Clark Explains Why You Must Spend So Much To Support His High-Flying Ways

The high-flying CEO of the Indianapolis Airport Authority takes a crack at defending spending $50,000 on dozens of trips throughout the country and around the world during his 14 months on the job to WTHR's Mary Milz, who has been doggedly tracking John Clark for some time now. On that Super Bowl trip, the taxpayers picked up the tab for Clark, the authority's CFO, Marsh Stone, and three airline executives to attend the game in Miami in February. Unbelievably, Clark tells Milz the five discussed business during the big game. "I thought it was a great opportunity in a very informal environment to have what I'm going to say are some very critical discussions," he said. Clark declined to discuss with Milz the type of business he discussed with the airline executives.

Clark told Milz he stays at some of the most expensive hotels in the country during his travels because that's "where my peers are staying and where we're doing business."  He added, "Business transactions involve more than sitting at a table. Transactions can occur over dinner or at a golf course." Spoken like someone who has been on the public dole his entire adult life. When I used to work for the State of Illinois, there was something called a "government rate" state employees had to stay within. If you wanted to exceed the government rate, you had to get a sign off from a superior. In Clark's case, he tells Milz that his CFO approves his travel. Yes, that's the same CFO who accompanied him on that needless trip to the Super Bowl in Miami.

Milz also asked Clark about the speeding ticket he received while driving his Porsche 911 back to Jacksonsville, Florida after the Super Bowl where he used to run the airport before coming to Indianapolis.

Clark said he was going "85 to 90 miles" an hour when an unmarked patrol car began tailing him.

Clark said he sped up and the patrol car came up "right back behind me literally on my bumper and that's when I accelerated."

He said the state trooper followed him for 10 miles before flashing his lights and directing Clark to pull over.

"It was bad judgment, it was late at night. I had no idea who was behind me. All I knew was there was a car on my bumper," Clark said. "There are horror stories about what happens to people sometimes in Florida, so I was not about to agitate the situation."

Yeah, I've been tailed too closely when I'm driving down the interstate. My judgment tells me to slow down to the point where the person eventually grows irritated and goes around me. I never thought of stepping on the gas and speeding 135 mph to put distance between me and the car tailing too closely, but I don't drive a Porsche 911. I doubt my Honda Accord will go that fast.
This guy is a complete clown for an airport CEO. He told Milz he didn't apply for the airport CEO job at Atlanta's Hartfield-Jackson Airport where he is one of three finalists for the job. "I am not seeking that job. My focus is here in Indianapolis," he said. What a bald-faced liar. Yeah, you're a finalist for a job for which you didn't apply. Alex Azar II, the other clown Mayor Ballard appointed to serve on the airport authority board fully backs Clark and his lavish expenditures traveling on our dime. "Travel, both domestic and international, for business development purposes is an essential job requirement for John," Azar said. "Building positive relationships with airline executives and other top leaders in the aviation industry is one of John's most critical functions. To do that, travel is required." If that's what Azar truly believes, then both he and Clark need to be axed pronto.
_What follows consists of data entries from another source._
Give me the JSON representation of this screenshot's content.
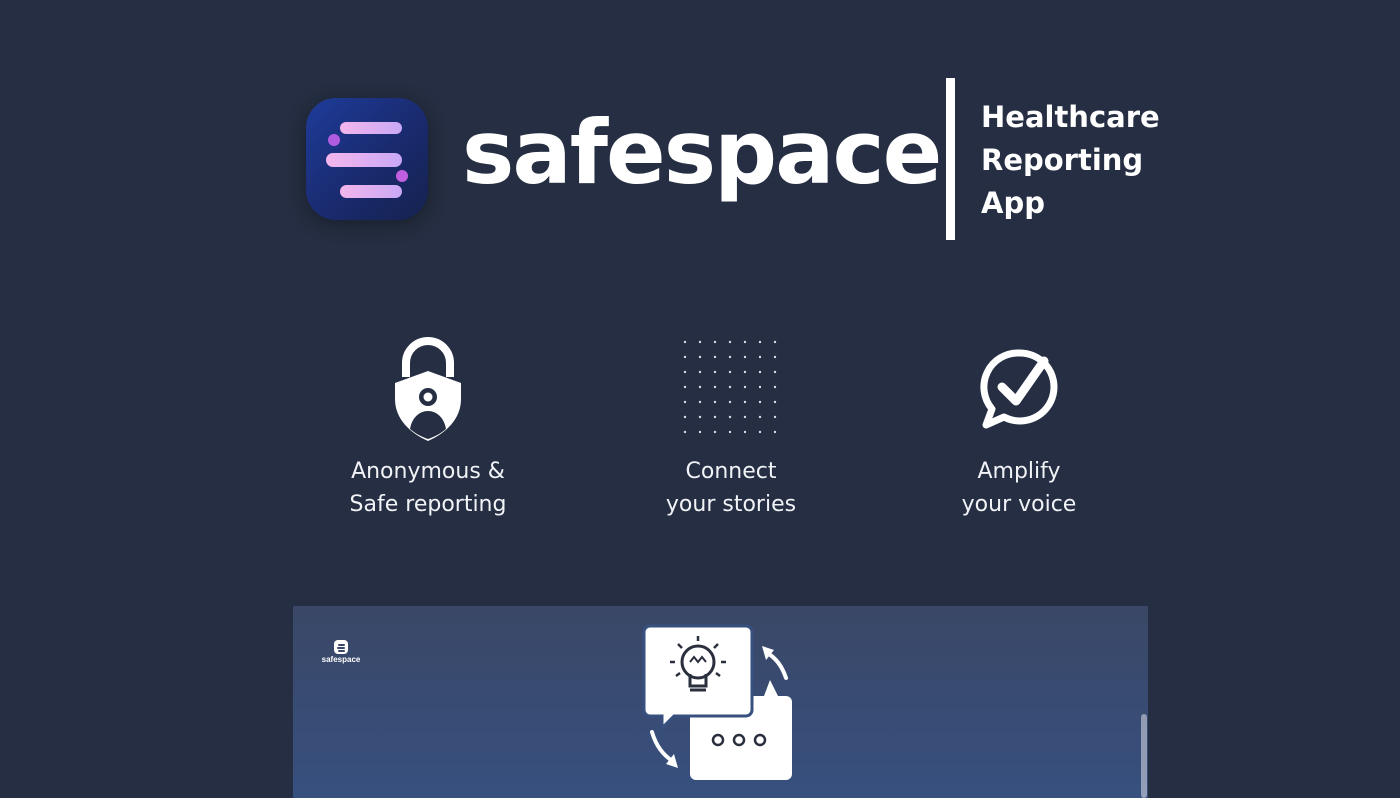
{
  "header": {
    "brand_name": "safespace",
    "tagline_lines": [
      "Healthcare",
      "Reporting",
      "App"
    ]
  },
  "features": [
    {
      "icon": "lock-shield-user-icon",
      "caption_lines": [
        "Anonymous &",
        "Safe reporting"
      ]
    },
    {
      "icon": "dot-grid-icon",
      "caption_lines": [
        "Connect",
        "your stories"
      ]
    },
    {
      "icon": "chat-check-icon",
      "caption_lines": [
        "Amplify",
        "your voice"
      ]
    }
  ],
  "panel": {
    "mini_logo_text": "safespace",
    "illustration_icon": "idea-exchange-icon"
  },
  "colors": {
    "background": "#252e42",
    "panel_top": "#3a4766",
    "panel_bottom": "#37507f",
    "brand_gradient_start": "#1e3c9a",
    "bar_accent": "#e8a8f0"
  }
}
Marycatherine Barton said...

Thumbs up to Mary Milz; two thumbs down to Micah Clark, Alex Azar, and Marsh Stone.

Gary R. Welsh said...

I think you mean John Clark.

Unknown said...

Can we point to any accomplishments that are a direct result from all of this running around?

Look, I'm hip... some deals are done on the golf course. I get it.
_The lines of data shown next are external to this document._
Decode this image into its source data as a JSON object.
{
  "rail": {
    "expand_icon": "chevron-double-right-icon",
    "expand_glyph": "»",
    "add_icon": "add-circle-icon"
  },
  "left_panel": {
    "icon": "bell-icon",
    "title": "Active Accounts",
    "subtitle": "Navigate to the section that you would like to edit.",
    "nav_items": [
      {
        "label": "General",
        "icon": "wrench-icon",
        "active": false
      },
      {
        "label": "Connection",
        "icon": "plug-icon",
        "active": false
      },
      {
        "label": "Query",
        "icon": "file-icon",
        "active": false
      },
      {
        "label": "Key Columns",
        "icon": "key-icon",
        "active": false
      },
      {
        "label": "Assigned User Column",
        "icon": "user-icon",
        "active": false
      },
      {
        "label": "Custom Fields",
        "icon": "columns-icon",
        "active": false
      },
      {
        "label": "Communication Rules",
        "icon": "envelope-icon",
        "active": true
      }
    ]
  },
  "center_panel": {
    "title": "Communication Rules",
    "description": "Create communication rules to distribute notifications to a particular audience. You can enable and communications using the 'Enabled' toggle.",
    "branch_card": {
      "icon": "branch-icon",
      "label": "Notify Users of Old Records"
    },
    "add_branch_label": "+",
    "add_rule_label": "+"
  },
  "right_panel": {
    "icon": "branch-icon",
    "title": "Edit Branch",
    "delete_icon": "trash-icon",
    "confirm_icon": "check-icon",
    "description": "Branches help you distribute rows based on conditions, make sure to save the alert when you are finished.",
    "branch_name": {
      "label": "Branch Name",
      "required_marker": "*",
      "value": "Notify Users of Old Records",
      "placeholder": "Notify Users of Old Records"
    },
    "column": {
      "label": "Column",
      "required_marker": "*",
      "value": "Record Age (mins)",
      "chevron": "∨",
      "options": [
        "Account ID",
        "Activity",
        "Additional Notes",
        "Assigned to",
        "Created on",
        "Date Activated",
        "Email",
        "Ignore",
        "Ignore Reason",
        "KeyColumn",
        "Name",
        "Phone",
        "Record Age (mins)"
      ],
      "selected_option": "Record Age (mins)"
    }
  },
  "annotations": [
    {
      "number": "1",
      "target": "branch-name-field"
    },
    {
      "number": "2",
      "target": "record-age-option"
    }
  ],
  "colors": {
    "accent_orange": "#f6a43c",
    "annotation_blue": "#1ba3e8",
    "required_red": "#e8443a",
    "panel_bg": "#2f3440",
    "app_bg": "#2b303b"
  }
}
But has this clown landed some new business? Can he point to any significant deals that have been closed because of his work?

The burden is on him to show that any of this is necessary... not that it was approved. Showing some restraint when people are suffering economically demonstrates some situational awareness.

And I can anticipate the blowback already... he is being singled out because he's Black.

If I were Black I wouldn't want such an easy target for folks to point to in their efforts to discredit minority hiring practices.